The announcement has been made by the Environment Agency after monitoring groundwater, rivers and in reservoirs across the country.
It follows what the Government says was the driest spring on record in South East and Central Southern England, and the driest right across England and Wales since 1990.
And for many farmers, there are now restrictions on the water they can use to irrigate their rain-deprived crops.
“I think the cereal crops, particularly the spring-sown ones, you are going to lose up to half your yield,” said Kate Leith, whose family runs a root vegetable and cereal farm at Wantisden in Suffolk.
“Some fields will be wiped out completely and it won’t be worth harvesting them at all.”

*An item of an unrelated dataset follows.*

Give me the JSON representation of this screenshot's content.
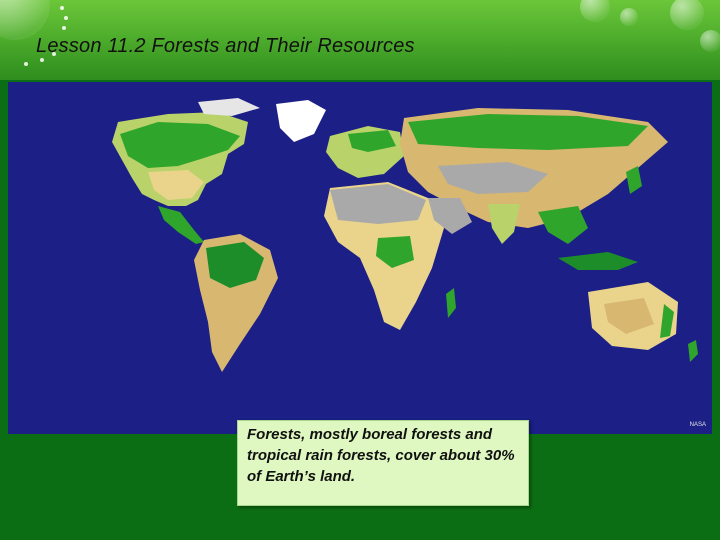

Ministers are holding a summit with farmers, water companies and environmental groups to discuss the way forward.
Environment Secretary Caroline Spelman says tough decisions have to be made.
“We’ll look at how to prioritise who can abstract the water that we have because it’s obviously really important to get that right to try and make sure that farmers have got enough to produce the crops for the food we need to eat.”
And that is the worry. If crops fail, the knock-on effect is likely to be a more expensive shopping bill.
“It’s adding to the upward pressures that are already there on food prices, things like the rising world demand and increasing production costs,” said Richard Dodd from the British Retail Consortium.
“But I think it would be easy to exaggerate how significant it is because we rarely get a year when the weather is perfect for farmers.”
At Adnams in Southwold they rely on barley. Head brewer Fergus Fitzgerald expects wholesale prices to rise by 40% compared to the cost in January. That will put 5p on a pint.
“It’s always a concern,” he said. “I think with agricultural products it’s down to the climate and weather so we know it is something we are going to have to watch.
“But obviously this year the drought has been much more widespread than it has in previous years.”
But despite the drought classification for Lincolnshire, Cambridgeshire, parts of Bedfordshire, Northamptonshire and Norfolk, the water shortages are not expected to prompt hosepipe bans for most areas.